Bill McDermott Q&A: Empathy and Optimism
McDermott: “Empathy goes a long way. Customers today want you to listen—and they not only want you to listen, they want you to understand what you’ve listened to, and then take action on it.
“And that’s what these systems are designed to do when they’re working at their best. We want to be a humble company, and a hungry company, but also as a company that is viewed as forward-leaning on the side of the customer.”
An overdose of CEO happy-talk? I don’t think so—such expressions are a core part of who McDermott is, and on a more granular level, the company’s recent financial results have been excellent, driving its stock price and market cap to all-time highs.
What’s more, it’s pretty clear that McDermott’s words about the problems Qualtrics + SAP can help businesses overcome also apply very particularly to SAP itself.
“Complacency is a disease—and lots of companies have it. Especially good companies, successful companies. It’s so easy to rest on your laurels, or to think about the great old days when you’ve built something that’s large and it’s become successful,” McDermott said.
“The reality is, if you think like that, you won’t be large and successful for long—this is not an economy and it’s not a customer base that tolerates that type of behavior, surely not for very long. And that’s why I think you’re going to see lots of companies that were yesterday’s brands not do so well tomorrow.

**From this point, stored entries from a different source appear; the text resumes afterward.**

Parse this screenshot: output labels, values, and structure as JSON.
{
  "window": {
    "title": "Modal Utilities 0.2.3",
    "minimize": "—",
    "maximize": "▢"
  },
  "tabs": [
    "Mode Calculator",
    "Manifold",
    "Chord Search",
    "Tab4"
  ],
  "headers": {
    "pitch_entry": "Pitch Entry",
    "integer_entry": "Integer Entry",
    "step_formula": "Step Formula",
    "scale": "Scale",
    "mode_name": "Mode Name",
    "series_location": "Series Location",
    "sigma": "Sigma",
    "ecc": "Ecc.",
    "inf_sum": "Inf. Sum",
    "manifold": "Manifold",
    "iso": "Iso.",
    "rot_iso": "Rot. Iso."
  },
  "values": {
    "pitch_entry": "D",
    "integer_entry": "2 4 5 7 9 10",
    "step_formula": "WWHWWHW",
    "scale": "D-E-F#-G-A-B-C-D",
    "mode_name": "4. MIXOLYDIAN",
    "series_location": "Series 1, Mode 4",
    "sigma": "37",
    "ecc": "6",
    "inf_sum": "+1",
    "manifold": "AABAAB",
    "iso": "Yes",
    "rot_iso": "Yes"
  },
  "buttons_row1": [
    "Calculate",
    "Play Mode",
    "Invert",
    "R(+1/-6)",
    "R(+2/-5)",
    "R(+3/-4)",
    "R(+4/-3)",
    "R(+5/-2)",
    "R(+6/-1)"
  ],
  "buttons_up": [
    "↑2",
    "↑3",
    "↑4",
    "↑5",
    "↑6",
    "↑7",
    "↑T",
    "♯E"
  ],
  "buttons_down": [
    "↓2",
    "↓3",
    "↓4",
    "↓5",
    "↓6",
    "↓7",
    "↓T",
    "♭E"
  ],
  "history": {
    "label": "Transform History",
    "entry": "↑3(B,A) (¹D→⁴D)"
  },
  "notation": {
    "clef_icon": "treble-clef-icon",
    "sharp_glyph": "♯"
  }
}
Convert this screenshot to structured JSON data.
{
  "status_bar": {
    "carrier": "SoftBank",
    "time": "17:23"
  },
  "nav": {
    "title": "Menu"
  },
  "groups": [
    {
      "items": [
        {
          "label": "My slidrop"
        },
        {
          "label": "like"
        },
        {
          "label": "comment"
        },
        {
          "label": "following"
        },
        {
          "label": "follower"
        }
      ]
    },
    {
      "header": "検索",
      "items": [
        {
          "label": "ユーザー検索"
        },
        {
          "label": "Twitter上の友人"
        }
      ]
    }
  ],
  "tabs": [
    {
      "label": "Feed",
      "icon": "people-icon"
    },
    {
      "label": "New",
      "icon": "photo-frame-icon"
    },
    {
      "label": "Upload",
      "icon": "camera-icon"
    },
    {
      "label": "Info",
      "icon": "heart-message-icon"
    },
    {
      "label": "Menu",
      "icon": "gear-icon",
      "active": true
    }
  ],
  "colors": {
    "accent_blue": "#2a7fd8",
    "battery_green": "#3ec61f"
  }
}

“We’re fighting complacency with all we have, and we’re not taking ourselves too seriously even when we do have a little bit of success.”
Because McDermott realizes today—as he has throughout his career—just exactly who is ultimately calling the shots, particularly in today’s experience economy.
“The real boss around here is the customer, and we should judge the quality of our work by the success of the customer,” he said.
“And I honestly believe the best days of SAP are well in front of us if we just keep the customer at the center of everything we do.”
Disclosure: at the time of this writing, SAP was a client of Evans Strategic Communications LLC.